Jun 12, 2014 at 4:49 PM
Hi all,

I've been trying to get Twitter data for the 10th of June for a specific search term but I'm only importing 219 tweets, all the from the last 3 hours and 31 minutes from that day. I've tried importing multiple times (all using the same search) and have yet to get different results. I've set the limit to 18,000, 2000, 1000 but that doesn't change the number or which tweets I'm importing.

I select "Import from Twitter Search Network"

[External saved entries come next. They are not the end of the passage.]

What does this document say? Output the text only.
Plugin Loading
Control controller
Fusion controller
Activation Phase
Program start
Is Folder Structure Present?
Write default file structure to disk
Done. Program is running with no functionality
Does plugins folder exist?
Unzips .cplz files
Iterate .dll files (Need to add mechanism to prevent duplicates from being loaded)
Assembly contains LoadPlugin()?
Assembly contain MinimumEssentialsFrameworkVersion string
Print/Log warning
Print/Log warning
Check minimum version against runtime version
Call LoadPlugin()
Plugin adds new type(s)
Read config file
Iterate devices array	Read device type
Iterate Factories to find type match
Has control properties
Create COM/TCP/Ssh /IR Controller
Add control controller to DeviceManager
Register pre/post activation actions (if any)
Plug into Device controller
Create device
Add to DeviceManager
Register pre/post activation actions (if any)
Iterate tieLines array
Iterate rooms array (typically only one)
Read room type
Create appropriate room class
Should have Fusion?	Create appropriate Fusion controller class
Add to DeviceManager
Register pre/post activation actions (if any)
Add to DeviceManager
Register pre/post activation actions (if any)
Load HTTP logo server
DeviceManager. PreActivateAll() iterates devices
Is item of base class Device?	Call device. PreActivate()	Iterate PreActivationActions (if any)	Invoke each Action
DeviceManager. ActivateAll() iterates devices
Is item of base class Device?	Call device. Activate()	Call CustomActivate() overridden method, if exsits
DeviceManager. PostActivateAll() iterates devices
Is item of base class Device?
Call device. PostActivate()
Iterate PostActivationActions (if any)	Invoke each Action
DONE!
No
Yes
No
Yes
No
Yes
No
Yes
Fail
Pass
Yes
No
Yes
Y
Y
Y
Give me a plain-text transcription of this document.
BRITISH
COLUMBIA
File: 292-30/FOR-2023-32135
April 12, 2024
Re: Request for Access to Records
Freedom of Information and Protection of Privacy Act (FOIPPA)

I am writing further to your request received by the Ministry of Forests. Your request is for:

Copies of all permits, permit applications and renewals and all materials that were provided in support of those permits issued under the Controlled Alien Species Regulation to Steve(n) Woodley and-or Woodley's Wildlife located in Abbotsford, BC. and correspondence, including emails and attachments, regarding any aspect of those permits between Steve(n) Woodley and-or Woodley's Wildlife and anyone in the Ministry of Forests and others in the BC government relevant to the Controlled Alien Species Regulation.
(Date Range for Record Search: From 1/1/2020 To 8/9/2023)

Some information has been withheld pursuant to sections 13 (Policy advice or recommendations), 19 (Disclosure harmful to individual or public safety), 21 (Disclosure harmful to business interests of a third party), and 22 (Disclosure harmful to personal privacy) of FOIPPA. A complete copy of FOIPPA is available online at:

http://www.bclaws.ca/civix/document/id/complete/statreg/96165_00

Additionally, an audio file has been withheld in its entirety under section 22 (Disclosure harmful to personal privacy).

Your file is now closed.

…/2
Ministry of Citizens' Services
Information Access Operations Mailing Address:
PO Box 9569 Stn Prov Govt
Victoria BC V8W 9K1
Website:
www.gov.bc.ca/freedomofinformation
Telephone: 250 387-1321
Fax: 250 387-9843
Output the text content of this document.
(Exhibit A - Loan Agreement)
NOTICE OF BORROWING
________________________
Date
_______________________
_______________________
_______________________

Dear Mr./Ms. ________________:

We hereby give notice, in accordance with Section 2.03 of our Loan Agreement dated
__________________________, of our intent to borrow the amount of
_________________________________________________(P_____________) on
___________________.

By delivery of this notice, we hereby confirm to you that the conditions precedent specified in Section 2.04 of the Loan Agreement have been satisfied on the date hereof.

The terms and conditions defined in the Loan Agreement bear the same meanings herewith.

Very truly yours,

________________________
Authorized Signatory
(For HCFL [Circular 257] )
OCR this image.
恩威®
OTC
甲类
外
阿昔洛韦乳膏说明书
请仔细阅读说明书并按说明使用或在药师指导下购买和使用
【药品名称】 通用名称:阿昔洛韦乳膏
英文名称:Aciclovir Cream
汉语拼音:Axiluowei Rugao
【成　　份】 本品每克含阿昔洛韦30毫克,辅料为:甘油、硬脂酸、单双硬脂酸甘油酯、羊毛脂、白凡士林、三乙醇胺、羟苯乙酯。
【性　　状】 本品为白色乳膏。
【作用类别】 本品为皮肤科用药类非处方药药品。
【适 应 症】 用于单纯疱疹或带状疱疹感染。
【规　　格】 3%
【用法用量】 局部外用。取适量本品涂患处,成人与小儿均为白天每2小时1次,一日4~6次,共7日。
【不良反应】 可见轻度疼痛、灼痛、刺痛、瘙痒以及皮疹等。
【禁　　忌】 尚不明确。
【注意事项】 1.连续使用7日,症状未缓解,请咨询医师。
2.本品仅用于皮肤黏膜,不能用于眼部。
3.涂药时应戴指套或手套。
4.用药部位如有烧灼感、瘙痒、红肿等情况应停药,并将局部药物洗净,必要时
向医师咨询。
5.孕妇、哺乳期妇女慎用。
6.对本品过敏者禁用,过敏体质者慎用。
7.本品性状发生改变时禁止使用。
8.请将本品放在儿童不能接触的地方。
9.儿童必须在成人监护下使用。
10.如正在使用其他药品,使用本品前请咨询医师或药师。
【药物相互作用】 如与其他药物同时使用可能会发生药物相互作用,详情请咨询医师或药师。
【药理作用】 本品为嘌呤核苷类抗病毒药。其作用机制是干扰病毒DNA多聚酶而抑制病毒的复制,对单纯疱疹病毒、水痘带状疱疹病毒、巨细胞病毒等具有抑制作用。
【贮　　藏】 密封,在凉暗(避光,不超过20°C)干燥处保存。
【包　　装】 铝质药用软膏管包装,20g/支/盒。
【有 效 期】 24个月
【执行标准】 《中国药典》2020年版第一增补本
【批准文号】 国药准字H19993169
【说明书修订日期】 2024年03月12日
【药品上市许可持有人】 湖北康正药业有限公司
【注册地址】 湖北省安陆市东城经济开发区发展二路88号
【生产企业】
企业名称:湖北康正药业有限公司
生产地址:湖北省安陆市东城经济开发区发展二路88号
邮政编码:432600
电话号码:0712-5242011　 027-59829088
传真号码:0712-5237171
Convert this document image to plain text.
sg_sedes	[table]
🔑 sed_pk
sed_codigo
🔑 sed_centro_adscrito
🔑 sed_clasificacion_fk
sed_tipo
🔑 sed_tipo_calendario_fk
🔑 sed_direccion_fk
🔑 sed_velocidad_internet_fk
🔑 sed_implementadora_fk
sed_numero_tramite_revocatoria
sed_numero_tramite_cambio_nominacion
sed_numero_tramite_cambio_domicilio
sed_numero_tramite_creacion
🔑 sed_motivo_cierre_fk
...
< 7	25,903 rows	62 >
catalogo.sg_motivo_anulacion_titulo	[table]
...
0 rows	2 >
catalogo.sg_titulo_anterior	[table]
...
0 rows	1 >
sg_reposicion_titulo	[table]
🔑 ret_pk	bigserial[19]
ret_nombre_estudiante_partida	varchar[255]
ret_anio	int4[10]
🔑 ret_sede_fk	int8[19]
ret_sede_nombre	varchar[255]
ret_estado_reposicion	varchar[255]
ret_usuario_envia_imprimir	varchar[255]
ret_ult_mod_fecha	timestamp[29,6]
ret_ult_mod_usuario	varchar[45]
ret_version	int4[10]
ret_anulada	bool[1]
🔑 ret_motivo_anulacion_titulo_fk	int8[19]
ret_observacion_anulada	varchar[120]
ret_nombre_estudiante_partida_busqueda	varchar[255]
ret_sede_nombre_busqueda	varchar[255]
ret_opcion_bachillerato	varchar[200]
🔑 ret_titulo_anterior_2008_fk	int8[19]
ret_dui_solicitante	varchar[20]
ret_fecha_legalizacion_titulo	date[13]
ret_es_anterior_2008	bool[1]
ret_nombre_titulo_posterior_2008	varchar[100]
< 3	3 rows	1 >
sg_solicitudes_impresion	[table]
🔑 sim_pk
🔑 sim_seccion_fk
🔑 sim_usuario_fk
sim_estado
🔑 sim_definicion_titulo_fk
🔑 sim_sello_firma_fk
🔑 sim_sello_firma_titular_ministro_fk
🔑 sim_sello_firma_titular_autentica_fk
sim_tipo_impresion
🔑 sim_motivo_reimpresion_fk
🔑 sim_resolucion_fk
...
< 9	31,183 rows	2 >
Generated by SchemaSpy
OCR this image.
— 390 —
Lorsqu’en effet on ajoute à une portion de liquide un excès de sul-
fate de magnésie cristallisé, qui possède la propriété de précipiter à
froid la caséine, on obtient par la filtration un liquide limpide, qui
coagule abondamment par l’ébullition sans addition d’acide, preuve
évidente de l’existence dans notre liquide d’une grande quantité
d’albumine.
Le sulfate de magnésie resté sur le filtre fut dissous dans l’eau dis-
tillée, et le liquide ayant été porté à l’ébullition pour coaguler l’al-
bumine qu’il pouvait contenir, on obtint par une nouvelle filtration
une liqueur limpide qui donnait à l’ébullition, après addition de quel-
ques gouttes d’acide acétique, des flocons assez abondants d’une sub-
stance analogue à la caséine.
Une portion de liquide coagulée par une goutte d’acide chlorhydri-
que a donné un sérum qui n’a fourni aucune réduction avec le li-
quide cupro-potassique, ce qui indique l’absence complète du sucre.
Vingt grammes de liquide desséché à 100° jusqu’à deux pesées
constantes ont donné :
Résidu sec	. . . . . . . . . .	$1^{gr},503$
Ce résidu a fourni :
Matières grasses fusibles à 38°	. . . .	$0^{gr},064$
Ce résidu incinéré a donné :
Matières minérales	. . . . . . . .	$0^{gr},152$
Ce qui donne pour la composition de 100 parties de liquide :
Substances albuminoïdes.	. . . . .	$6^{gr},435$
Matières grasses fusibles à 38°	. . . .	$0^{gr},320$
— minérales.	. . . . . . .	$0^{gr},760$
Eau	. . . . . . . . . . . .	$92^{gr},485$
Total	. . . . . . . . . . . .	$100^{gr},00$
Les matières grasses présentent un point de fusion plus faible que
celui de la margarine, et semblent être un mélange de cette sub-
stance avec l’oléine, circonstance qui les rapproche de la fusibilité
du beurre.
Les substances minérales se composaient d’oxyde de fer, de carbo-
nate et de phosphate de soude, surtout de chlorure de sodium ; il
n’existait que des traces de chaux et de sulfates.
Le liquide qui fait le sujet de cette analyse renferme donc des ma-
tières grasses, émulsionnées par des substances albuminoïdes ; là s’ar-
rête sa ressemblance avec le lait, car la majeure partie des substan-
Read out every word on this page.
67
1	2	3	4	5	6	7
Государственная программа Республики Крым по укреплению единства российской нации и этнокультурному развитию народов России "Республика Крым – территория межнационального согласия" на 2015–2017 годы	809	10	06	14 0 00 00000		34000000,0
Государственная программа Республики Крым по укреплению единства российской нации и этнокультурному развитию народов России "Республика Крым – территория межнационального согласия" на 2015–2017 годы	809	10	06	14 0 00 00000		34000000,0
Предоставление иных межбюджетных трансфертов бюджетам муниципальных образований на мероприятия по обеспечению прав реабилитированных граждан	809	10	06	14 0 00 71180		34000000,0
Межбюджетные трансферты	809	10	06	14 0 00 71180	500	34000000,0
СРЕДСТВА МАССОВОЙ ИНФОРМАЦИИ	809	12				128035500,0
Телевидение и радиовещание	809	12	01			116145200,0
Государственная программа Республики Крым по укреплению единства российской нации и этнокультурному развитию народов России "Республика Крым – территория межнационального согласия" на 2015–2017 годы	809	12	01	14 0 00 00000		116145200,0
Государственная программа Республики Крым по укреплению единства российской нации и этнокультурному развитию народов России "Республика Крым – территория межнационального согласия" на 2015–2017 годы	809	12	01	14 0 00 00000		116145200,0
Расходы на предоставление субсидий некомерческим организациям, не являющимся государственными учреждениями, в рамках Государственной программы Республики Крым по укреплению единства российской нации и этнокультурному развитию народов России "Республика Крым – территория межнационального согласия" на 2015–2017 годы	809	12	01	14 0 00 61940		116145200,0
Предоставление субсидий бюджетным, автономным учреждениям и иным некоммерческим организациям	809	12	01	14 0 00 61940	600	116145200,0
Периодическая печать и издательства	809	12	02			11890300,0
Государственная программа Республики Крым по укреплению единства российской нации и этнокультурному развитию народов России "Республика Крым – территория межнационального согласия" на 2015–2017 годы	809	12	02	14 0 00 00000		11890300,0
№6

Search for Tweets that match this query: Noble England since:2014-06-09 until:2014-06-11

Limit: 18,000

I've had success when searching for just June 9th but like I said, entering this, even if I change the since date to the 8th, returns only 219 Tweets from 20:29 to 23:57 on June 10th.

Any ideas?

Jun 12, 2014 at 4:53 PM
Update: I tried importing for all of June 11th using Search for Tweets that match this query: Noble England since:2014-06-10 until:2014-06-12 and got 320 results, once again all from the last 3.5 hours of the day.
Jun 12, 2014 at 5:19 PM
Hello, Jared:

The set of tweets that Twitter provides to NodeXL is entirely up to Twitter, and it's possible that the set will be smaller than what you asked for. The latest version of NodeXL includes some help links in the Import from Twitter Search Network dialog box that explains this, because it's a question that comes up frequently. I'll copy the help text into my next post.

-- Tony
Jun 12, 2014 at 5:20 PM
Here are a few important limitations you should be aware of:
  1. The search results provided by Twitter are often incomplete--you will most likely NOT get all recent tweets that match your search query. The way Twitter puts it is that the results are "focused on relevance and not completeness."
  2. Twitter will not provide NodeXL with tweets older than about a week. It is NOT possible to use NodeXL to get tweets older than that.
  3. The algorithm that Twitter uses to match tweets with a search query is undocumented. It is NOT, however, the same algorithm that Twitter uses on its own search page, so you may get results from NodeXL that differ from what you get directly from Twitter using the same search query.
Jun 12, 2014 at 5:28 PM
I understand all of this I just can't grasp why it will only send the last 3.5 hours of any given day. For example, if I were to put England since:2014-06-06 until:2014-06-12 into the search box with 18000 limit I only get ~100 responses all within the last 2 MINUTES of the 11th of June. Almost like it starts getting results starting from the newest and then gets bored and stops and spits it out.
Jun 12, 2014 at 5:54 PM
It does start with the most recent and then it works backwards. I guess it stops when it reaches "relevance," whatever that means to Twitter. The results are certainly incomplete, as you've noticed.

I suspect that Twitter truncates results to limit the load on its servers, which is understandable. Their API service is free, and they can't have an unlimited number of people asking for an unlimited amount of data. Instead, they provide a subset they hope is relevant to some people. Unfortunately, it sounds like that won't give you what you need.

There are third-party providers of complete Twitter datasets, but they charge for it.

-- Tony
Jun 12, 2014 at 5:56 PM
Ahhhh darn. Thanks for all the help!